The conservative Aleo was looking for a quality horse that could “take me back East to run” and was the underbidder when Lost in the Fog went through the Ocala Breeders' 2-year-old sale in March 2004. When the son of Lost Soldier did not meet his reserve, Aleo bought him privately a few weeks later for $140,000, a huge sum for him to pay for a horse.

Lost in the Fog won his first 10 career starts at ages 2 and 3. The horse, considered Northern California's biggest equine attraction since Seabiscuit, and his sometimes blunt owner became popular nationally for their frequent cross-country trips.

Aleo refused to sell Lost in the Fog in spite of some overwhelming offers.

"What the hell would I do that for?” he told a reporter gruffly. “I’ve been waiting my whole life for a horse like that.”

Lost in the Fog lost for the first time in the 2005 Breeders’ Cup Sprint (gr. I), but won an Eclipse as champion sprinter anyway and came back the following year to win the Aristides Breeders’ Cup (gr. III).

"I guess the law of averages just caught up or something," said Aleo at the time. "After buying hundreds of them, one went 'boom.' I put out more money and we got lucky. You've got to get lucky; you know that."

Later that summer, however, Lost in the Fog was diagnosed with inoperable cancer and was euthanized on Sept. 17, 2006 after treatment failed to stop the spread of the disease. Two weeks later Golden Gate Fields, his home base, had a day-long celebration of the colt’s life. In June 2007, the track inaugurated the stakes race for 2-year-olds in Fog's honor.

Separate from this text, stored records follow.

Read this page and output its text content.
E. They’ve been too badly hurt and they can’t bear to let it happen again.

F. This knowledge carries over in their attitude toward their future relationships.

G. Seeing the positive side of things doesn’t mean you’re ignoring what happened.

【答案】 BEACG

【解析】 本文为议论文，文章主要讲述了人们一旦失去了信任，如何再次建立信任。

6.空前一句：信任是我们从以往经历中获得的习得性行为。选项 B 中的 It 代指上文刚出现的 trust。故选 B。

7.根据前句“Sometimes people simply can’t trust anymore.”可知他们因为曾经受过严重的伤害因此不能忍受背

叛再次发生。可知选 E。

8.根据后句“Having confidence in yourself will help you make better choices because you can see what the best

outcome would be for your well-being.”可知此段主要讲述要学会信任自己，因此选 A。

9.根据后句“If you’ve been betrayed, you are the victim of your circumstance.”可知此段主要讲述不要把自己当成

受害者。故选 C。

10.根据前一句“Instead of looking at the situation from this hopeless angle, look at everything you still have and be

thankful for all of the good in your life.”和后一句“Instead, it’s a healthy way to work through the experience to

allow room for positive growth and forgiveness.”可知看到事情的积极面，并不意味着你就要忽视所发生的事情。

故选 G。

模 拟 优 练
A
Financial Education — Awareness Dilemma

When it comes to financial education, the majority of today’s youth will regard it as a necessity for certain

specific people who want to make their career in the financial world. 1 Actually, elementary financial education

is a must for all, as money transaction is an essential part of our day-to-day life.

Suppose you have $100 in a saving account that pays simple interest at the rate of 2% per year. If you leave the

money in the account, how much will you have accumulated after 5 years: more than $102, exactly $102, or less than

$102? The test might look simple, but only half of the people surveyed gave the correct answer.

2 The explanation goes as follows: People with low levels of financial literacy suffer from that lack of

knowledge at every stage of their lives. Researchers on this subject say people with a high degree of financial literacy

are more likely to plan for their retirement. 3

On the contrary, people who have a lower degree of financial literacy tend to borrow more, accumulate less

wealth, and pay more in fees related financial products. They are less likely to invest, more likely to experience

Born Dec. 7, 1919, in Noe Valley, Calif., Aleo made his fortune as the owner of Twin Peaks Properties, a real estate and insurance brokerage firm that he founded more than 60 year ago. He never retired. 

Aleo was a minor-league pitcher and third baseman for the Brooklyn Dodgers organization for a time but an elbow injury cut short his career and he was drafted by the U.S. Army following the attack on Pearl Harbor. He eventually fought with the 97th Infantry in several campaigns, including the Battle of the Bulge, and was in active service for three years.

"I missed D-Day, thank God, or I'd have been dead," Aleo told The Blood-Horse in a 2005 interview. "But we went through France and Germany, the Battle of the Bulge, all that crap. I got home, so I was lucky."

A huge baseball fan, his horses carry the orange and black colors of the San Francisco Giants and many of his horses were named after landmarks and images of the city.

Among his other stakes winners are Vicarino, Smokey Stover, Victorina, Beyond Brilliant, Taraval, Frisco Belle and Minutes Away, the 1985 Northern California horse of the year. His Wild Promises won the Yerba Buena Stakes at Golden Gate on June 8. Gilchrist said he has eight or nine of Aleo's horses currently in training.

"A son-in-law at the time showed me an article titled, "How to Make Money When Your Horse Loses." It was all about deducting vet bills and depreciation and all that," said Aleo in The Blood-Horse article. "It really made an impression on me, and even though I didn't have much money -- this was 1979 -- I decided to buy a horse."

In addition to Ms. Bartlett, Aleo is survived by daughters Carol, Terri and Valerie, and three grandchildren.  Services are pending.